The more you search on web, the more similar stories you will find. There’s a growing group of people convinced that if their project #1 which they run through some semi-amateur team in India of China didn’t work - then all of the outsourcing companies out there must be just one big mess.

I couldn’t disagree more.

The business world is half-full of success outsourcing stories - just like it is half-full of horror outsourcing stories. The real question therefore is not if to outsource but what (low level data-entry? high-level development and supporting?) and with whom. In world that is getting more and more “flat” and connected, where more and more developers from countries like India, China or Pakistan are able to compete for global IT jobs, what will really become a crucial skill is ability to select the right business partner for the job.

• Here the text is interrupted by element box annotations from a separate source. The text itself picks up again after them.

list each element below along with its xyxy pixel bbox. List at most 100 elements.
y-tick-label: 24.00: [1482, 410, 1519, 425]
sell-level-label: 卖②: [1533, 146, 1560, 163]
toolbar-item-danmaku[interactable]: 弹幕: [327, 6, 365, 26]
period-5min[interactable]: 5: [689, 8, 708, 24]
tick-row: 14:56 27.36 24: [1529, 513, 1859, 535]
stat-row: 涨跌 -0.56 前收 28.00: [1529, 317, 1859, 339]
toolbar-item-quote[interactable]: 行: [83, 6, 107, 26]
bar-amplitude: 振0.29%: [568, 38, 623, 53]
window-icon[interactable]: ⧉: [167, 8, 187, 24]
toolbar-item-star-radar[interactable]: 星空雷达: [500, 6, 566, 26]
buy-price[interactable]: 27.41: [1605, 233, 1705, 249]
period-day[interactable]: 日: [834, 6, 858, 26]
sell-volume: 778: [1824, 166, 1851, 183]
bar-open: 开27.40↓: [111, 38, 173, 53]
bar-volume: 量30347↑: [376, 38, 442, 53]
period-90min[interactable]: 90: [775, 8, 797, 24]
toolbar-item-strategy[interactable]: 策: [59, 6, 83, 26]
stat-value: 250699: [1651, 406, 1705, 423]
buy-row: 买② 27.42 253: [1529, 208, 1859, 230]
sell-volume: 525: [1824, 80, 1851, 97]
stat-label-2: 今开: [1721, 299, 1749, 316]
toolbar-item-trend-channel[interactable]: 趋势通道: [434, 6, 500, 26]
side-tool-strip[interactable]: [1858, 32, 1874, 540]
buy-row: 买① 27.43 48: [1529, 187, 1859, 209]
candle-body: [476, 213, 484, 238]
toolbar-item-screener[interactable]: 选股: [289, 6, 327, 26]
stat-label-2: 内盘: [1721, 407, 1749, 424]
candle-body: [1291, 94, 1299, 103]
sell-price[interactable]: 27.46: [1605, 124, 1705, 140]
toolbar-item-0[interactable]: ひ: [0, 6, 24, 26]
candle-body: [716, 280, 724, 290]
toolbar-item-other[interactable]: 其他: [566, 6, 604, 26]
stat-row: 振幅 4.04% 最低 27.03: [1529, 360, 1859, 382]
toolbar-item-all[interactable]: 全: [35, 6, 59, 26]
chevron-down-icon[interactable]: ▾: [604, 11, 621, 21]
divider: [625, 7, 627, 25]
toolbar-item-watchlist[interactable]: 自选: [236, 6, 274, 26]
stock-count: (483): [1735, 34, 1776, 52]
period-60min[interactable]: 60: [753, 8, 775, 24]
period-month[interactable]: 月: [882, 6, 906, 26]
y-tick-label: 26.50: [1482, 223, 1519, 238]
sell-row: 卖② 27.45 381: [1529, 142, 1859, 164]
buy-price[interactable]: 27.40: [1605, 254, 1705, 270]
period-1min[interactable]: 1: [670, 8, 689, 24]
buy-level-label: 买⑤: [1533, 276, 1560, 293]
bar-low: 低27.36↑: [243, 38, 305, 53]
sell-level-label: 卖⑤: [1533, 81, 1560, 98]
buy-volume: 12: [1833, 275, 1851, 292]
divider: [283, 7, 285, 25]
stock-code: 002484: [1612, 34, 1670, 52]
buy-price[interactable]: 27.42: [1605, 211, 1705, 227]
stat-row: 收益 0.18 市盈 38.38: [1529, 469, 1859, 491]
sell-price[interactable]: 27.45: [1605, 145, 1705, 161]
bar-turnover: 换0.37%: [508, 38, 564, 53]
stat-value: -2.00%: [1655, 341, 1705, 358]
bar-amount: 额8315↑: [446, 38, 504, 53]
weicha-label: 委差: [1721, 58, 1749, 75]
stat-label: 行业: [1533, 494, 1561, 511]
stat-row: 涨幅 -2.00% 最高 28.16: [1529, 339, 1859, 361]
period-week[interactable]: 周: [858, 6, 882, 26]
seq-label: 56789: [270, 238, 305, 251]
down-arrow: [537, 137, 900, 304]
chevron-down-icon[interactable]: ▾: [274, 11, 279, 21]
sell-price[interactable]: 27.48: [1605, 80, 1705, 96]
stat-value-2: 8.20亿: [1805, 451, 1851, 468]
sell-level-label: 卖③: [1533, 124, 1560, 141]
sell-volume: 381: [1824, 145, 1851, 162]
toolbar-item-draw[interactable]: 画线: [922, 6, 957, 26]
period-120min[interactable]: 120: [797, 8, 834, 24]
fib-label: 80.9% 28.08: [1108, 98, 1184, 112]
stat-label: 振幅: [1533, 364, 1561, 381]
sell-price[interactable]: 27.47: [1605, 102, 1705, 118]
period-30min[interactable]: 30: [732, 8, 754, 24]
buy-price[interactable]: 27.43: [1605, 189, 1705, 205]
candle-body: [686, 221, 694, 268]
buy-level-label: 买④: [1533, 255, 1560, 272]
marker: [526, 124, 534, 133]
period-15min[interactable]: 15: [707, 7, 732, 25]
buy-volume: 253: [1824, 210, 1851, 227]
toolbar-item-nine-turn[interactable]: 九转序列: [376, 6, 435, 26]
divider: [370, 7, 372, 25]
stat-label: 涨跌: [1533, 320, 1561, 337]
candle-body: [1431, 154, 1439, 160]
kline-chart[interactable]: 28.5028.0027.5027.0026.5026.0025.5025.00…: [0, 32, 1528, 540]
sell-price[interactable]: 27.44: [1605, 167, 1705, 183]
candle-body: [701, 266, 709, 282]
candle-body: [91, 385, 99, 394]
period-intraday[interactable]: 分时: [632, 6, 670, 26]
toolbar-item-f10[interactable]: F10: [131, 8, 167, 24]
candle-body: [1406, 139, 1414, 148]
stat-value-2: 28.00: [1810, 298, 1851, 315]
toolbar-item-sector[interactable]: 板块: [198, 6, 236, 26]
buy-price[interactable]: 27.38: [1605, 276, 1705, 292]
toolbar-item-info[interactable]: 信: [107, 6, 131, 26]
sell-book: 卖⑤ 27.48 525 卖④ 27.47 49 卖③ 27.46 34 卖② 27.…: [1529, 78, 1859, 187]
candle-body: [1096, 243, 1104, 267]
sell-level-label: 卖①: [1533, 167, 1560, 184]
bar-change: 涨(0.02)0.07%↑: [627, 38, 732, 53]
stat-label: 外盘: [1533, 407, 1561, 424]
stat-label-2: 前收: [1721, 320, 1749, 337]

But how to do that? Obviously, the easiest route here (and the most common in business world, I guess) is to… ask for recommendation from other businesses which are successful with their outsourcing activity. Search for offshore companies who can show you portfolio of happy clients and serious skills. Never hire offshore developers (or companies) without testing their abilities first (e.g. by giving them first a small projects or skills tests). Think if you want to loose control on your applications - maybe its better to outsource just low-level jobs like quality assurance and simple development? Find a good outsourcing management consultant and ask for some help organizing interaction between your in-house and off-shore teams.

Outsourcing is here and it is not going away anywhere. So better learn how to make a proper use of it before others do.